Sales Motion for before your first dollar
There is no pre-revenue sales motion. There is you, the founder, having sales conversations and writing down what you learn. That’s the entire thing.
Find out where you standWhy this matters now
Founders try to systematize selling before they can sell. They build CRM workflows, hire BDRs, draft email sequences, and then can’t close a deal in person. That’s the wrong order. Pre-revenue selling is about learning how someone goes from “interested” to “paid” with you specifically, in real conversations. Every call is data: where they hesitated, what they pushed back on, what made them lean in. You can’t outsource this learning, and you can’t read it in a book. The motion comes after the conversations, not before.
Questions you should be able to answer
Have you personally closed at least 3 deals end-to-end, from cold introduction through signed contract?
Could you reconstruct, from memory, the moment in each deal where the buyer decided to move forward?
Do you know which objections are real (something to fix) vs. which are stalls (something to ignore)?

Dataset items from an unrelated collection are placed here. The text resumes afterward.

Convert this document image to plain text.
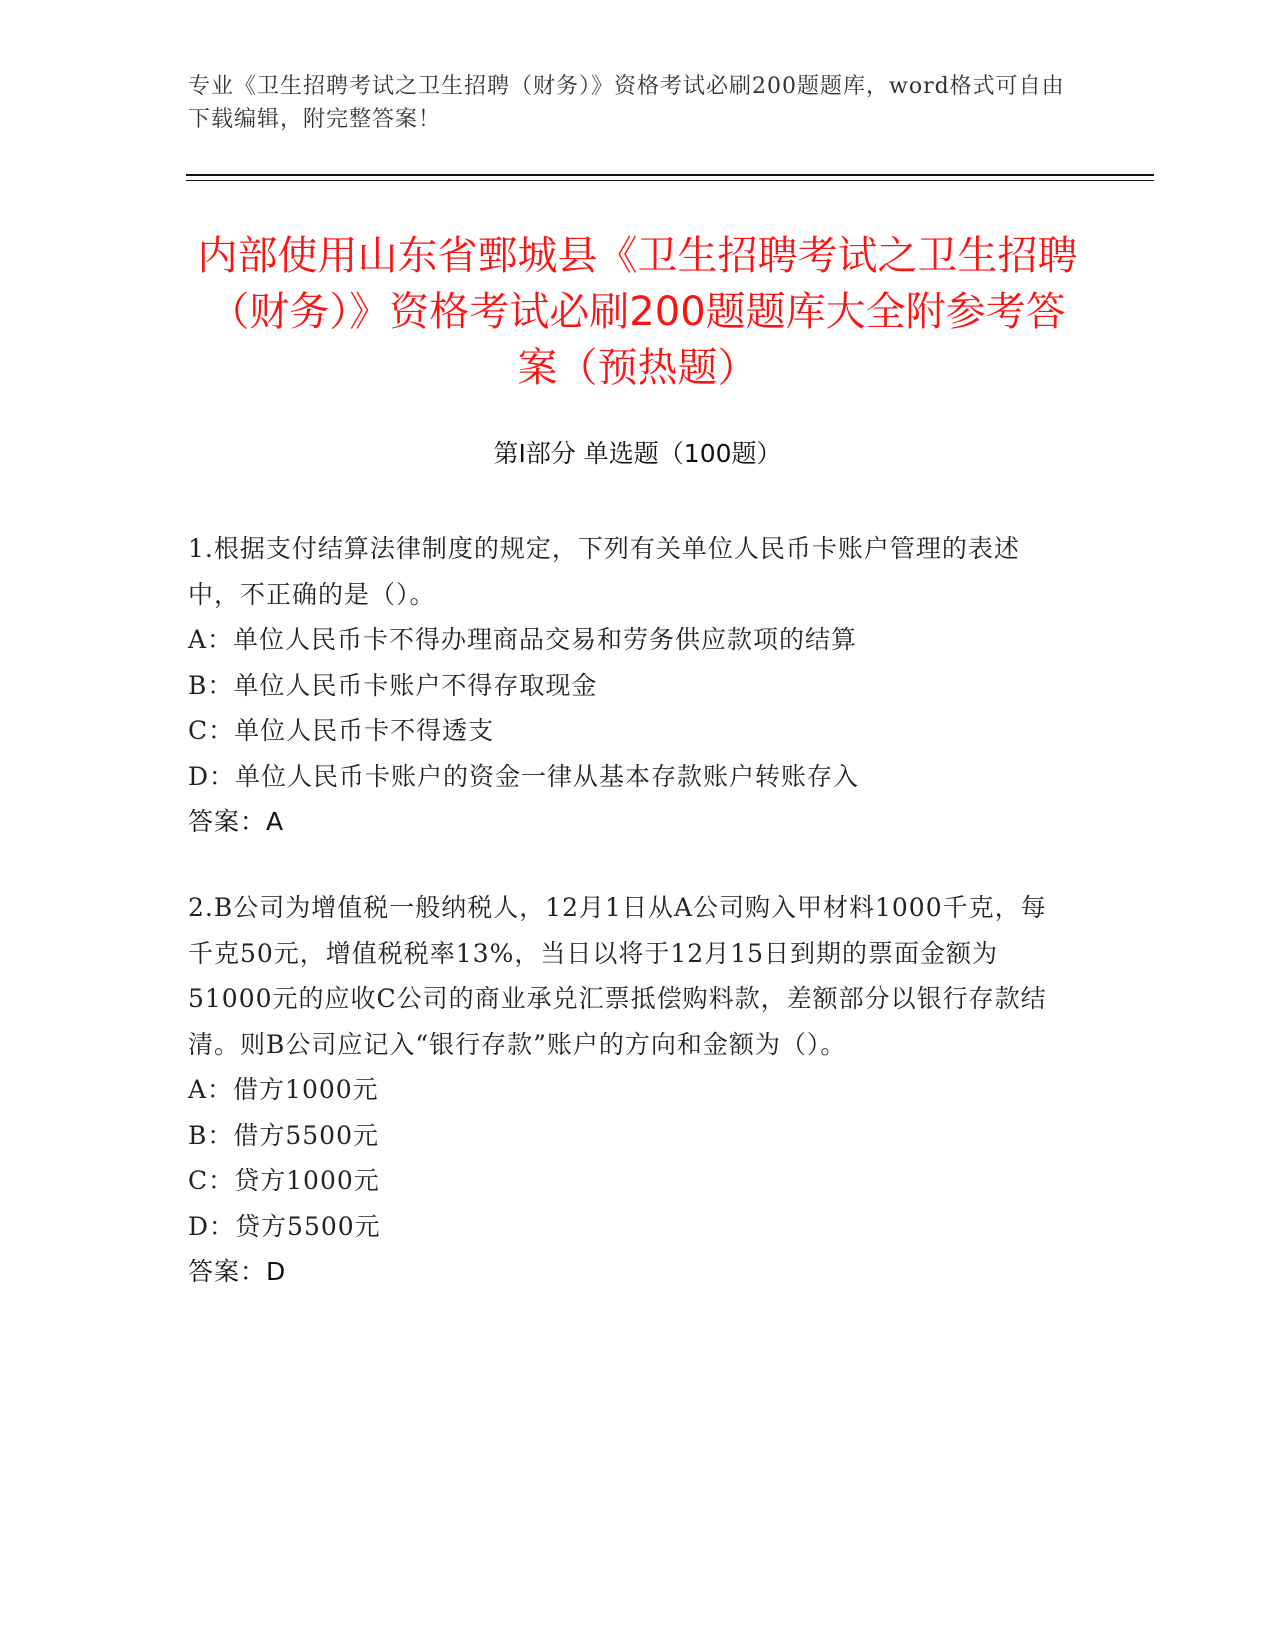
专业《卫生招聘考试之卫生招聘（财务）》资格考试必刷200题题库，word格式可自由下载编辑，附完整答案！
内部使用山东省鄄城县《卫生招聘考试之卫生招聘（财务）》资格考试必刷200题题库大全附参考答案（预热题）
第Ⅰ部分 单选题（100题）
1.根据支付结算法律制度的规定，下列有关单位人民币卡账户管理的表述中，不正确的是（）。
A：单位人民币卡不得办理商品交易和劳务供应款项的结算
B：单位人民币卡账户不得存取现金
C：单位人民币卡不得透支
D：单位人民币卡账户的资金一律从基本存款账户转账存入
答案：A
2.B公司为增值税一般纳税人，12月1日从A公司购入甲材料1000千克，每千克50元，增值税税率13%，当日以将于12月15日到期的票面金额为51000元的应收C公司的商业承兑汇票抵偿购料款，差额部分以银行存款结清。则B公司应记入“银行存款”账户的方向和金额为（）。
A：借方1000元
B：借方5500元
C：贷方1000元
D：贷方5500元
答案：D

Can you predict where a deal will get stuck before you’re 30 minutes into the first call?
The trap to avoid
Hiring a salesperson to escape selling
Pre-revenue founders who don’t enjoy selling rationalize hiring someone to do it for them. The pitch is always “I’ll be more productive on product.” The reality is they don’t yet know what to teach the new hire. The salesperson fails, not because they’re bad, but because there’s no sellable motion to inherit. The founder ends up doing both jobs anyway, just six months later and one salary poorer.
What changes next
At early-revenue, the goal shifts from learning to documenting. The motion becomes specific enough to write down. Once it’s written down, you can hire, but only then.